Last week was busy… making travel arrangements for this week’s trip to New York (technically Jersey) and some light analysis of AWR reports from exadata RAT runs and some heavy troubleshooting of a Solaris x86 RAC cluster with random node reboots. (I think I finally traced the node reboots to a kernel CPU/scheduling problem). I really did thoroughly enjoy my time in Africa despite being nowhere near Oracle software – but it feels good to be working on challenging cluster problems again!
Before I completely forget the details from my work in Africa I want to wrap up my article about high-level lessons learned earlier this week. By the way, I’m not just stretching obscure aspects of my work in Africa to get stuff that sounds good. I view these cultural lessons which we learned together as the most central and most important technical aspect of my work at the hospital. And it might be surprising, but it’s true: the same cultural adjustments are important and oft-missed here in corporate America.
The first two lessons were to (1) understand the fundamentals and (2) avoid unjustifiable complexity. The remaining two lessons I want to talk about are slightly less technical but equally important.
- People first, Technology second
I’m using the word “people” here to sum up three major components of our accomplishments at the hospital: organizational policy, user education and technical training.
First, a fun technical story:
On day 1 after our arrival at the hospital, several issues required immediate attention – I discussed one example in the previous article. A second issue involved the network links to the outside world. In particular, sites like gmail were often completely unreachable. I worked hard on this one. Eventually I got the reproducible test case by connecting to an AWS instance very close to the other end of their link. I compared low-level packet traces from both sides to see what was happening.
I could initiate a very large download and throttle the connection on our end, causing TCP window full messages to cascade all the way up to the AWS source server – normal behavior for throttling connections. But I did notice that the source server sent a very large chunk of data before it started throttling to the same rate that I was demanding.

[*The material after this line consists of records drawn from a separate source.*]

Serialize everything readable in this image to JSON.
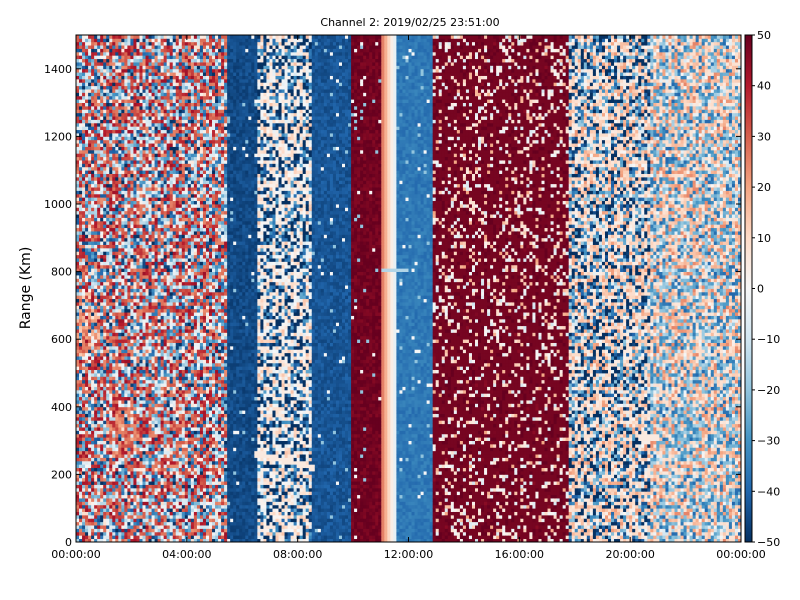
{
  "chart_data": {
    "type": "heatmap",
    "title": "Channel 2: 2019/02/25 23:51:00",
    "ylabel": "Range (Km)",
    "xlabel": "",
    "x_ticks": [
      "00:00:00",
      "04:00:00",
      "08:00:00",
      "12:00:00",
      "16:00:00",
      "20:00:00",
      "00:00:00"
    ],
    "x_range_hours": [
      0,
      24
    ],
    "y_ticks": [
      0,
      200,
      400,
      600,
      800,
      1000,
      1200,
      1400
    ],
    "y_range": [
      0,
      1500
    ],
    "colorbar": {
      "range": [
        -50,
        50
      ],
      "ticks": [
        50,
        40,
        30,
        20,
        10,
        0,
        -10,
        -20,
        -30,
        -40,
        -50
      ],
      "colormap": "RdBu_r",
      "colors": [
        "#053061",
        "#2166ac",
        "#4393c3",
        "#92c5de",
        "#d1e5f0",
        "#f7f7f7",
        "#fddbc7",
        "#f4a582",
        "#d6604d",
        "#b2182b",
        "#67001f"
      ]
    },
    "time_bands": [
      {
        "start": 0.0,
        "end": 5.4,
        "pattern": "noise",
        "mean": 8,
        "spread": 100
      },
      {
        "start": 5.4,
        "end": 6.5,
        "pattern": "solid",
        "mean": -45
      },
      {
        "start": 6.5,
        "end": 8.5,
        "pattern": "noise",
        "mean": -15,
        "spread": 90
      },
      {
        "start": 8.5,
        "end": 9.9,
        "pattern": "solid",
        "mean": -43
      },
      {
        "start": 9.9,
        "end": 11.0,
        "pattern": "solid",
        "mean": 49
      },
      {
        "start": 11.0,
        "end": 11.6,
        "pattern": "gradient",
        "from": 30,
        "to": -10
      },
      {
        "start": 11.6,
        "end": 12.9,
        "pattern": "solid",
        "mean": -36
      },
      {
        "start": 12.9,
        "end": 17.8,
        "pattern": "noise",
        "mean": 30,
        "spread": 60
      },
      {
        "start": 17.8,
        "end": 20.7,
        "pattern": "noise",
        "mean": -8,
        "spread": 100
      },
      {
        "start": 20.7,
        "end": 24.0,
        "pattern": "noise",
        "mean": -5,
        "spread": 50
      }
    ],
    "features": [
      {
        "kind": "blob",
        "center_hours": 1.8,
        "center_km": 330,
        "value": 28
      },
      {
        "kind": "blob",
        "center_hours": 0.3,
        "center_km": 640,
        "value": 22
      },
      {
        "kind": "blob",
        "center_hours": 22.0,
        "center_km": 340,
        "value": -24
      },
      {
        "kind": "line",
        "from_hours": 6.4,
        "from_km": 265,
        "to_hours": 8.6,
        "to_km": 220,
        "value": 5
      },
      {
        "kind": "line",
        "from_hours": 20.3,
        "from_km": 310,
        "to_hours": 21.0,
        "to_km": 310,
        "value": 5
      },
      {
        "kind": "line",
        "from_hours": 11.0,
        "from_km": 805,
        "to_hours": 12.0,
        "to_km": 805,
        "value": -15
      }
    ]
  }
}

Next I opened a second connection with a different protocol on a different port. The throttled connection wasn’t even using a fraction of our contracted bandwidth – but every single packet on the second port took a consistent 60 seconds or so to get through. If I killed the download then things would zoom at normal high speeds again.

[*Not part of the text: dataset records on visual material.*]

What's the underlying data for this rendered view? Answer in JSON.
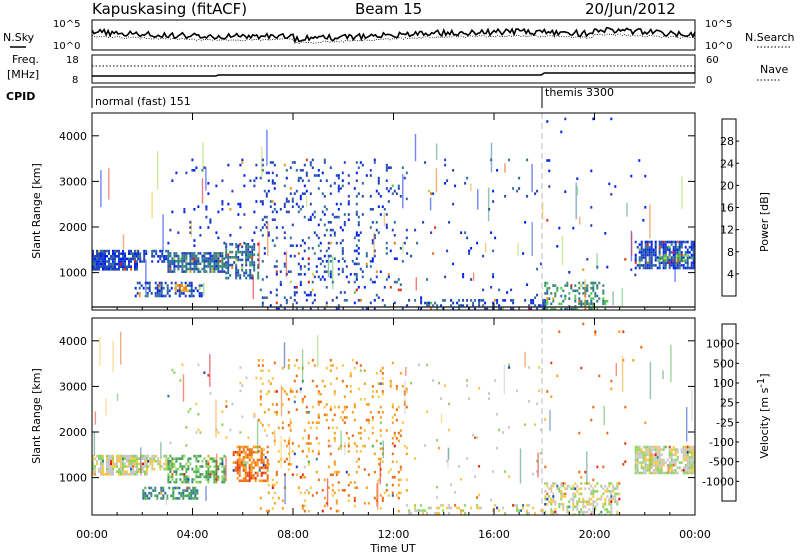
{
  "header": {
    "station": "Kapuskasing (fitACF)",
    "beam": "Beam 15",
    "date": "20/Jun/2012"
  },
  "noise_panel": {
    "left_label": "N.Sky",
    "right_label": "N.Search",
    "tick_labels": [
      "10^5",
      "10^0"
    ]
  },
  "freq_panel": {
    "left_label_1": "Freq.",
    "left_label_2": "[MHz]",
    "left_ticks": [
      "18",
      "8"
    ],
    "right_label": "Nave",
    "right_ticks": [
      "60",
      "0"
    ]
  },
  "cpid_panel": {
    "label": "CPID",
    "modes": [
      {
        "text": "normal (fast) 151",
        "start_hour": 0
      },
      {
        "text": "themis 3300",
        "start_hour": 18
      }
    ]
  },
  "chart_data": [
    {
      "type": "heatmap",
      "name": "power-panel",
      "ylabel": "Slant Range [km]",
      "xlabel": "Time UT",
      "x_range_hours": [
        0,
        24
      ],
      "ylim": [
        180,
        4500
      ],
      "yticks": [
        1000,
        2000,
        3000,
        4000
      ],
      "xtick_labels": [
        "00:00",
        "04:00",
        "08:00",
        "12:00",
        "16:00",
        "20:00",
        "00:00"
      ],
      "colorbar": {
        "label": "Power [dB]",
        "ticks": [
          "28",
          "24",
          "20",
          "16",
          "12",
          "8",
          "4"
        ],
        "colors": [
          "#0022ee",
          "#2244bb",
          "#2f6e9e",
          "#3a8f6b",
          "#56c456",
          "#a8d84a",
          "#f3c21b",
          "#f39a1b",
          "#ef6b16",
          "#e83a14",
          "#e31010"
        ]
      },
      "clusters": [
        {
          "t0": 0.0,
          "t1": 1.8,
          "r0": 1100,
          "r1": 1500,
          "level": 1,
          "density": 0.85
        },
        {
          "t0": 1.8,
          "t1": 3.0,
          "r0": 1250,
          "r1": 1500,
          "level": 1,
          "density": 0.6
        },
        {
          "t0": 3.0,
          "t1": 5.3,
          "r0": 1050,
          "r1": 1450,
          "level": 2,
          "density": 0.7
        },
        {
          "t0": 1.7,
          "t1": 4.4,
          "r0": 500,
          "r1": 800,
          "level": 1,
          "density": 0.5
        },
        {
          "t0": 3.3,
          "t1": 3.8,
          "r0": 600,
          "r1": 750,
          "level": 7,
          "density": 0.6
        },
        {
          "t0": 5.3,
          "t1": 6.6,
          "r0": 900,
          "r1": 1650,
          "level": 2,
          "density": 0.55
        },
        {
          "t0": 6.6,
          "t1": 12.5,
          "r0": 250,
          "r1": 3500,
          "level": 1,
          "density": 0.11
        },
        {
          "t0": 3.0,
          "t1": 6.6,
          "r0": 1600,
          "r1": 3500,
          "level": 0,
          "density": 0.03
        },
        {
          "t0": 12.5,
          "t1": 18.0,
          "r0": 200,
          "r1": 3500,
          "level": 1,
          "density": 0.015
        },
        {
          "t0": 12.5,
          "t1": 18.0,
          "r0": 200,
          "r1": 420,
          "level": 1,
          "density": 0.25
        },
        {
          "t0": 18.0,
          "t1": 20.5,
          "r0": 200,
          "r1": 800,
          "level": 3,
          "density": 0.35
        },
        {
          "t0": 18.0,
          "t1": 22.0,
          "r0": 800,
          "r1": 4400,
          "level": 0,
          "density": 0.012
        },
        {
          "t0": 21.6,
          "t1": 24.0,
          "r0": 1100,
          "r1": 1700,
          "level": 1,
          "density": 0.8
        },
        {
          "t0": 22.5,
          "t1": 24.0,
          "r0": 1250,
          "r1": 1400,
          "level": 4,
          "density": 0.45
        }
      ]
    },
    {
      "type": "heatmap",
      "name": "velocity-panel",
      "ylabel": "Slant Range [km]",
      "xlabel": "Time UT",
      "x_range_hours": [
        0,
        24
      ],
      "ylim": [
        180,
        4500
      ],
      "yticks": [
        1000,
        2000,
        3000,
        4000
      ],
      "xtick_labels": [
        "00:00",
        "04:00",
        "08:00",
        "12:00",
        "16:00",
        "20:00",
        "00:00"
      ],
      "colorbar": {
        "label": "Velocity [m s",
        "label_sup": "-1",
        "label_end": "]",
        "ticks": [
          "1000",
          "500",
          "100",
          "25",
          "-25",
          "-100",
          "-500",
          "-1000"
        ],
        "colors": [
          "#1f3fb8",
          "#2e6aa8",
          "#3d8f6f",
          "#4fb34f",
          "#8fd460",
          "#c8c8c8",
          "#f7c848",
          "#f7a01e",
          "#ee6a14",
          "#e83a12",
          "#e01010"
        ]
      },
      "clusters": [
        {
          "t0": 0.0,
          "t1": 2.2,
          "r0": 1100,
          "r1": 1500,
          "level": 5,
          "density": 0.85
        },
        {
          "t0": 2.2,
          "t1": 3.2,
          "r0": 1200,
          "r1": 1500,
          "level": 5,
          "density": 0.55
        },
        {
          "t0": 3.0,
          "t1": 5.3,
          "r0": 900,
          "r1": 1500,
          "level": 3,
          "density": 0.55
        },
        {
          "t0": 2.0,
          "t1": 4.2,
          "r0": 550,
          "r1": 800,
          "level": 2,
          "density": 0.55
        },
        {
          "t0": 5.6,
          "t1": 7.0,
          "r0": 950,
          "r1": 1700,
          "level": 8,
          "density": 0.55
        },
        {
          "t0": 6.6,
          "t1": 12.5,
          "r0": 250,
          "r1": 3600,
          "level": 7,
          "density": 0.1
        },
        {
          "t0": 3.0,
          "t1": 6.6,
          "r0": 1600,
          "r1": 3500,
          "level": 5,
          "density": 0.03
        },
        {
          "t0": 12.5,
          "t1": 18.0,
          "r0": 200,
          "r1": 3500,
          "level": 5,
          "density": 0.015
        },
        {
          "t0": 12.5,
          "t1": 18.0,
          "r0": 200,
          "r1": 420,
          "level": 5,
          "density": 0.25
        },
        {
          "t0": 18.0,
          "t1": 21.0,
          "r0": 200,
          "r1": 900,
          "level": 5,
          "density": 0.4
        },
        {
          "t0": 18.0,
          "t1": 22.0,
          "r0": 900,
          "r1": 4400,
          "level": 8,
          "density": 0.012
        },
        {
          "t0": 21.6,
          "t1": 24.0,
          "r0": 1100,
          "r1": 1700,
          "level": 5,
          "density": 0.8
        }
      ]
    }
  ]
}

The killer was that the TLS handshake in HTTPS connections needed a response to the initial packet within 30 seconds in order to continue. Small file downloads had no impact – but if a download was large enough, then SSL quit working completely – although HTTP would still (slowly) connect.

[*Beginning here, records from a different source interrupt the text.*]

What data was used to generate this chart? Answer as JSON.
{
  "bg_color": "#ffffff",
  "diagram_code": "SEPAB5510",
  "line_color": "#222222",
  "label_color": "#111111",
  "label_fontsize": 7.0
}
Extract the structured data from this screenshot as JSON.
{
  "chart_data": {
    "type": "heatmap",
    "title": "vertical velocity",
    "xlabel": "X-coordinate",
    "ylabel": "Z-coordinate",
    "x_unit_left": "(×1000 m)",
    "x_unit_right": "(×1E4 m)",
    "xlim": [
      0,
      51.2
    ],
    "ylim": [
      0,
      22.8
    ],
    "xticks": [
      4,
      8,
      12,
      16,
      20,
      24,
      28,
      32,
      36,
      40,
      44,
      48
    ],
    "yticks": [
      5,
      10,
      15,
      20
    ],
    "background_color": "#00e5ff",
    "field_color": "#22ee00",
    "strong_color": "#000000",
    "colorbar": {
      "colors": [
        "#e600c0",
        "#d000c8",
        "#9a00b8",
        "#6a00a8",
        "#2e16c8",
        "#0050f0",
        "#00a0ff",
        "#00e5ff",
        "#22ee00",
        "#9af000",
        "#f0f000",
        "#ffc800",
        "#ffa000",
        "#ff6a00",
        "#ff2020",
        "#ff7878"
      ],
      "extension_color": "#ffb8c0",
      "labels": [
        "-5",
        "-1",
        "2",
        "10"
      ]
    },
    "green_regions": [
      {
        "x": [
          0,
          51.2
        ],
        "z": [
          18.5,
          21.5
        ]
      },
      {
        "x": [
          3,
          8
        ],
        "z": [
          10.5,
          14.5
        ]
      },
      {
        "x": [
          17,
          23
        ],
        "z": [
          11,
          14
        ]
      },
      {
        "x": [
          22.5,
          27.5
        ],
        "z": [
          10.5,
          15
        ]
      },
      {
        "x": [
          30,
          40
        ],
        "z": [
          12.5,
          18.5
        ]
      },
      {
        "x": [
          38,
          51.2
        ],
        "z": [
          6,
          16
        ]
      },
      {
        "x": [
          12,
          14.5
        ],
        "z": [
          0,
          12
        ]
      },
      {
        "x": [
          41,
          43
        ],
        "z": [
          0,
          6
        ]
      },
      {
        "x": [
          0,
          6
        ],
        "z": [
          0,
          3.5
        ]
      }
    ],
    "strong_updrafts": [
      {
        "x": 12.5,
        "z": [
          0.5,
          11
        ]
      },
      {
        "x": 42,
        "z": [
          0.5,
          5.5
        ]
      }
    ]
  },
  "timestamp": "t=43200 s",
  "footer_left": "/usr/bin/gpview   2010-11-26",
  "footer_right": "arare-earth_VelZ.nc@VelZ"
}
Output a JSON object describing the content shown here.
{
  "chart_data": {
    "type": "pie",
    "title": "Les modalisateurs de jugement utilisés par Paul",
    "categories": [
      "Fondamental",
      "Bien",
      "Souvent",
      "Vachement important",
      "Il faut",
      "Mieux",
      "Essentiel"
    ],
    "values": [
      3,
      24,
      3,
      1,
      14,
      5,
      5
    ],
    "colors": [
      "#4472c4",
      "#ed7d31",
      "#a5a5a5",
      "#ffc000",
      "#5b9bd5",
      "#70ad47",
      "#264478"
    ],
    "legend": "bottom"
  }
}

My best guess was that this network provider (not an African company BTW) was running some enormous cache in the middle combined with a single packet queue per customer – no fair queuing by TCP connection. It doesn’t make complete sense but I haven’t yet thought of anything better. Maybe those other packets were just stuck in line on a huge cache throttled by packets in front of them? I actually didn’t think it was possible to configure network equipment to be this stupid… but maybe? Whatever the cause, the end result was that a large download – even throttled – generally trashed our whole network connection.